No somos amigos, así
que creo que no debieras ofenderte por lo que transmiten estos pensamientos. No
es a ti a quien van dirigidas estas palabras, acaso no seas más que una
coincidencia accidental, estabas ahí cuando los empecé a vomitar en esta hoja
en blanco.
Te
hablo de incomunicación, a pesar de la incontinencia verbal que se desboca en
vacuidad, simpleza y absurdo. Te hablo de miles de conversaciones, millones,
que se cruzan sin descanso cuyo único destinatario es el cubo de la basura donde
van a parar las frases convencionales. Sin bagaje argumental y carentes de la
más mínima transmisibilidad, incapaces de dotar de coherencia al intercambio de
sentimientos. Como si el hecho cierto fuera ese, revestir de comunicación lo
que no es más que un teatro grotesco de su contrario, rellenando el espectro de
mensajes caducados antes de nacer de nuestras bocas que van rellenando el Memorial
de las Frases Muertas como se rellenan los memoriales con los muertos en
cualquier absurda guerra.
Te hablo de abandono. No del
autoimpuesto, o acaso sí, como resultado de la constante incomunicación a la
que nos sometemos sin respuesta, flagelo despiadado de una vida autómata.
Unidades de Abandono que caminan unas al lado de las otras en efímera y falsa
compañía, intercambiando frases rituales pertenecientes al manual con el que
nacemos pero que, como todos los manuales que se adjuntan a cualquier cacharro
que adquirimos, no entendemos. Abandono propiciado por nuestra falta de
contacto y de franqueza. Por nuestras miradas huecas e inexpresivas. Por esa
autosuficiencia, proveniente de nuestra ignorancia, con la que creemos
preservar nuestra intimidad más personal y que al final nos inhabilita, nos
acomoda y nos incapacita para cualquier tipo de relación.

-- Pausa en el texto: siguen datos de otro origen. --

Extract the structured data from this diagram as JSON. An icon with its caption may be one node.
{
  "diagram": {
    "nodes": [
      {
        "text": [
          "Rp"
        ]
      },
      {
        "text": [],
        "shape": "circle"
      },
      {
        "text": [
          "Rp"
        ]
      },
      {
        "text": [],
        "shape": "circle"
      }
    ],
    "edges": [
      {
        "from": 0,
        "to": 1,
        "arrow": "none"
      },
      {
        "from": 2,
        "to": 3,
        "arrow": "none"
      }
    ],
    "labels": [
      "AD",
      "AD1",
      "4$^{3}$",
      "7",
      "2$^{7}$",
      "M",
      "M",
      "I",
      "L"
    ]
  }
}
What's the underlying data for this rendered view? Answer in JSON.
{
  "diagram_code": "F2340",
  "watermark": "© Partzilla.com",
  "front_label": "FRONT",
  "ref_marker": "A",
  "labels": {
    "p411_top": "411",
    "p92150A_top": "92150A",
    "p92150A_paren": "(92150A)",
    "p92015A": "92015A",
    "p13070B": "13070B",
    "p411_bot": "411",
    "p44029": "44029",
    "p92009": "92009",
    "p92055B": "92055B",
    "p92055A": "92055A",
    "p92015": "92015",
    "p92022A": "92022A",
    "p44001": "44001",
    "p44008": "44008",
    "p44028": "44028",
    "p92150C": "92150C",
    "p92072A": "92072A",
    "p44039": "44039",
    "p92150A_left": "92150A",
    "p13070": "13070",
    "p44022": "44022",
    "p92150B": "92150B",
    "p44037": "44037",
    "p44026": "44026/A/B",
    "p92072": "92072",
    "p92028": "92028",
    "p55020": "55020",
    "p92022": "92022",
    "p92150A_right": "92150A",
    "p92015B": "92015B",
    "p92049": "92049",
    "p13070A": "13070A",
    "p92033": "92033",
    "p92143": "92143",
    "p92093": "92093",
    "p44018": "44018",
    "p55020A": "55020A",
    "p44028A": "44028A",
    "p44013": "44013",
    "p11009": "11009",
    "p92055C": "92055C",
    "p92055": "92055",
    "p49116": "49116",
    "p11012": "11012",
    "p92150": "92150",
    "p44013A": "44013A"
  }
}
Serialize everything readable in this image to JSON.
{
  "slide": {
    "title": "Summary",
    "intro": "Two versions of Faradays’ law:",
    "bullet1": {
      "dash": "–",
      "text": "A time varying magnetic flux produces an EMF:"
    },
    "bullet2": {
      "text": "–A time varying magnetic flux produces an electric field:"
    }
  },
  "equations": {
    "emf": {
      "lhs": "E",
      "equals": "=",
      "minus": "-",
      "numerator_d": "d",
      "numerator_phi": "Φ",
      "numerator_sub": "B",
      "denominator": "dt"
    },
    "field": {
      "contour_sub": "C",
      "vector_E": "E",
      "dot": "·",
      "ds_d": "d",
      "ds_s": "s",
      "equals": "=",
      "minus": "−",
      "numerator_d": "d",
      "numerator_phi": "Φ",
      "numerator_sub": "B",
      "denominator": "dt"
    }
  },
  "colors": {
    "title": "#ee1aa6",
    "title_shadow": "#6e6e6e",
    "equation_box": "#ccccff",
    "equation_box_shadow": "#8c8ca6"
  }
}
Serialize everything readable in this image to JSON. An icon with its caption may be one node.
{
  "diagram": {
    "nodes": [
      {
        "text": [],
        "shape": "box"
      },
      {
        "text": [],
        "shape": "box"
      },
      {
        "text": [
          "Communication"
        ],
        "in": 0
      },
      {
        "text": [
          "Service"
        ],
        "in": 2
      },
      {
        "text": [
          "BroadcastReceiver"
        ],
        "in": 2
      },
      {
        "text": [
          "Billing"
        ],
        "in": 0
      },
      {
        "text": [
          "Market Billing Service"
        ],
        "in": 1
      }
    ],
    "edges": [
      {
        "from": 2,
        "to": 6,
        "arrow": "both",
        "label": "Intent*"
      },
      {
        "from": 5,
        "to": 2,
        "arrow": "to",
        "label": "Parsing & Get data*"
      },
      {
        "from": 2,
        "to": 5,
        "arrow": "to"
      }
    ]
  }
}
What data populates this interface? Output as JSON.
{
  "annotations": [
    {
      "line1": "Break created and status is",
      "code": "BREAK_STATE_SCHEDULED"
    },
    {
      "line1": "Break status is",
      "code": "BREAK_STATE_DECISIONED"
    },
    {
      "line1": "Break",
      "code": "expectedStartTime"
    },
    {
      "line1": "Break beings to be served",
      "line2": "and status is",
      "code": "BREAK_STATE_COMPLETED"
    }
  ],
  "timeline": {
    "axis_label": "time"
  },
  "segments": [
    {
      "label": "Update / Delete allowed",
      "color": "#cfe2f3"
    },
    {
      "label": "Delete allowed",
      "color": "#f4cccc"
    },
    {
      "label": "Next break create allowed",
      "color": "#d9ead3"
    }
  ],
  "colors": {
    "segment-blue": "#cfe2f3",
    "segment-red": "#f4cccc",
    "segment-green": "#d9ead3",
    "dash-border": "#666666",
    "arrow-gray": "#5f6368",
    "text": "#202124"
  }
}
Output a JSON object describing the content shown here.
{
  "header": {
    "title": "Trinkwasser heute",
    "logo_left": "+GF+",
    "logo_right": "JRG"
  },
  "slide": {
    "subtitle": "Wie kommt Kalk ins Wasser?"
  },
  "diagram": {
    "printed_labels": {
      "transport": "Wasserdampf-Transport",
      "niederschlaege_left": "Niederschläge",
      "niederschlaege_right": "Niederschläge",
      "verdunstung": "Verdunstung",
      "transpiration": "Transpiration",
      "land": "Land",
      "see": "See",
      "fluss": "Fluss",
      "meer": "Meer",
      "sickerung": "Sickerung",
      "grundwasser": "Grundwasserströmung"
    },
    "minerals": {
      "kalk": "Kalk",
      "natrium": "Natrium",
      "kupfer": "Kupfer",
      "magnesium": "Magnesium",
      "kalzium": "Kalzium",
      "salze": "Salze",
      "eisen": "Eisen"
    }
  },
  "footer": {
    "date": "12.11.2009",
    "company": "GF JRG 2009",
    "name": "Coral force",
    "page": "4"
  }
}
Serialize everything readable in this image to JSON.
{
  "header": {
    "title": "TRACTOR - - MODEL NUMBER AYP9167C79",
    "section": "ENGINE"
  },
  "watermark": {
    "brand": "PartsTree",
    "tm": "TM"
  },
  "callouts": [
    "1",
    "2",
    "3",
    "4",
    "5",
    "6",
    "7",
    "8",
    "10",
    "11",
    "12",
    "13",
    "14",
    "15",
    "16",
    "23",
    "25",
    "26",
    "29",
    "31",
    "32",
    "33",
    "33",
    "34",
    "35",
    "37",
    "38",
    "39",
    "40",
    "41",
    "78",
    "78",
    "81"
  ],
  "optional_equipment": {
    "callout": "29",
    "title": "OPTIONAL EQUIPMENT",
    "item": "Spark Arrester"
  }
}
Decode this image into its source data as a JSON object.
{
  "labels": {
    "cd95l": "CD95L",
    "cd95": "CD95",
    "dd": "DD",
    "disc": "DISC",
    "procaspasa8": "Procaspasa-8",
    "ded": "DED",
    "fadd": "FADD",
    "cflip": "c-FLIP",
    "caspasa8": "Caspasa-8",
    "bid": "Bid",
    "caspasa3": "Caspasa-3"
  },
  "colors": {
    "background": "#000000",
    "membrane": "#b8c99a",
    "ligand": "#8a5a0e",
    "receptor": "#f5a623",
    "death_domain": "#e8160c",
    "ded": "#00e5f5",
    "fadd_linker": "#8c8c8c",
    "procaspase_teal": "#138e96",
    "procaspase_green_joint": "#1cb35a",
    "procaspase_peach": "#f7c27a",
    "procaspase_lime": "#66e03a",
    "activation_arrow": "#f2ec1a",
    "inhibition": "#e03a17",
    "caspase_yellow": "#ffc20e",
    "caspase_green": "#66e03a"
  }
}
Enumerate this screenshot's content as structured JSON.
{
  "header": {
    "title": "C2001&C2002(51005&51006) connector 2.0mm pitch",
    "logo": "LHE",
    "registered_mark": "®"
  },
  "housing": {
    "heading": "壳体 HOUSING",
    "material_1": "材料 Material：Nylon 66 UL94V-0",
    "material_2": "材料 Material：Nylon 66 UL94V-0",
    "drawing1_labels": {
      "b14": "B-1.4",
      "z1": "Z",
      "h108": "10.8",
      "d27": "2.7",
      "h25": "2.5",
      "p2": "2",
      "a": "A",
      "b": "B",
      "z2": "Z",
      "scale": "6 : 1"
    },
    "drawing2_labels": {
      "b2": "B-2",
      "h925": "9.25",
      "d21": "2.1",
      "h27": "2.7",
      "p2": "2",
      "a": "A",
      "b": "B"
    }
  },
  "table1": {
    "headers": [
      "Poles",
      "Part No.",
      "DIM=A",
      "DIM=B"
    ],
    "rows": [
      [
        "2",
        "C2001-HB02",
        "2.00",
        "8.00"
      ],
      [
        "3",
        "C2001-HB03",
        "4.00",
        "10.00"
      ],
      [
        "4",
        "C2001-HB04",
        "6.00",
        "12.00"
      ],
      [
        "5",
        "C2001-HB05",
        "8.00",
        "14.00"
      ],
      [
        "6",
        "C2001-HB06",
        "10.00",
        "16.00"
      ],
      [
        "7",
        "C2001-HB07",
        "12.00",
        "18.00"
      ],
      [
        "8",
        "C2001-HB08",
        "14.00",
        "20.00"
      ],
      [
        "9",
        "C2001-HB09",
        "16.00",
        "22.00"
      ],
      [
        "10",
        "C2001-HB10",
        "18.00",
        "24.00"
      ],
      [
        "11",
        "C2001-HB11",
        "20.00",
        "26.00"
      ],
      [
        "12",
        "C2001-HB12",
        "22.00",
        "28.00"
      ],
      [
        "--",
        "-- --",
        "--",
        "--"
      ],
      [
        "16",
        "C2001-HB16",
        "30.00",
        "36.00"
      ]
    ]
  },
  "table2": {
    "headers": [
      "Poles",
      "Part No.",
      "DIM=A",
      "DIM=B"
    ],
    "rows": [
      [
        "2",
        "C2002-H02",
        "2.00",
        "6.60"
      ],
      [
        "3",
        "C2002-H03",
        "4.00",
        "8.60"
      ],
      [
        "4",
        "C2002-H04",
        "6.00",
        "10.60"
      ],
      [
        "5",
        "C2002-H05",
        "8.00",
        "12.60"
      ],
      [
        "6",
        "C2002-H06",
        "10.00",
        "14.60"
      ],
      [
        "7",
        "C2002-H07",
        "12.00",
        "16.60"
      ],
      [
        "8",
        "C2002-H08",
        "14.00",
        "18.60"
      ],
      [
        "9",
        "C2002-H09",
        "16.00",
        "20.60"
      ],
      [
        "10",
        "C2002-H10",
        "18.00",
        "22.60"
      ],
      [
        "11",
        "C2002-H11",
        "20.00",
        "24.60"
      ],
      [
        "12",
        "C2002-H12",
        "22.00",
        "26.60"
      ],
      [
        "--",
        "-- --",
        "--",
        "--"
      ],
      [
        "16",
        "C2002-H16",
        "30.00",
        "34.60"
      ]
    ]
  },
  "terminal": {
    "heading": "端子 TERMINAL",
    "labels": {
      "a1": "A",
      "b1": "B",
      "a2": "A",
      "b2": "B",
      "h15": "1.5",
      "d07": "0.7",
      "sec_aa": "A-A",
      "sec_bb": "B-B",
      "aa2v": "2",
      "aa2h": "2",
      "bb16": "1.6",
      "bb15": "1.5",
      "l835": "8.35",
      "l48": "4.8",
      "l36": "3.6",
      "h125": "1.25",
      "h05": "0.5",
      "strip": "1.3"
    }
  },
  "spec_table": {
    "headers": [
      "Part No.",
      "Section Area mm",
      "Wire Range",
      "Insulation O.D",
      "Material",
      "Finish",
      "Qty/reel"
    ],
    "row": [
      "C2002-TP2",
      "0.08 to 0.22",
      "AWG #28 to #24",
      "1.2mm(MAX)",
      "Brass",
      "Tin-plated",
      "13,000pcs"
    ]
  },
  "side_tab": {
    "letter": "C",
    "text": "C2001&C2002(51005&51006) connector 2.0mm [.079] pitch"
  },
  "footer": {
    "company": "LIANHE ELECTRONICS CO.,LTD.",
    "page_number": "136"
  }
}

Te hablo de destierro, no del
geográfico, ese es a veces hasta recomendable, sino del interior. Ese que
obliga, por necesidad, a la renuncia de la vida que uno quiso tener. Ese
destierro que acumula melancolías que van reconstruyendo los recuerdos tal y
como hubiéramos querido vivirlos. Que ambiciona vidas que no son nuestras y
nunca lo serán. Que te enfrenta al espejo de la tuya propia con la descarnada
puesta en escena de la última cena. Ese espejo que te devuelve la imagen real
de tu yo, en lo que te has convertido al caminar por la senda elegida y,
quizás, equivocada. A veces, te gustaría golpear el negativo de tu sombra y
romperla en mil pedazos. Pero al otro lado solo existe la negrura del fieltro y
la madera que lo sustentan con el viejo marco de latón amortajado. No existe
otro mundo más allá del de uno mismo y los que te rodean no reflejan la
voluntad vital que proyectas. El sabor amargo de la propia soledad destilando
en el alambique de la tristeza el alcohol de la separación última, que bebemos
a grandes tragos en la supuesta compañía.
Te hablo del desamparo que toda esta
ausencia provoca. El desamparo aprendido tras los continuos fracasos y la
imposibilidad de volver a intentar aquello que deseamos por temor a volver a
fallar. Esta inusual certeza que trae consigo y que nos inhabilita para
controlar el ambiente circunstancial de nuestra vida y que nos impide alcanzar
otras metas, otros sueños. De la dureza que se instala en el corazón intentando
suministrar las dosis adecuadas de insensibilidad que mitiguen el daño, finalizando,
por fin, las rutinas esclavas, que como leviatanes, zaherían y castigaban el
sueño del amor convertido en pesadilla de tristeza infinita por tu compañía.
Te hablo de clausura. Te hablo de la soledad acompañada.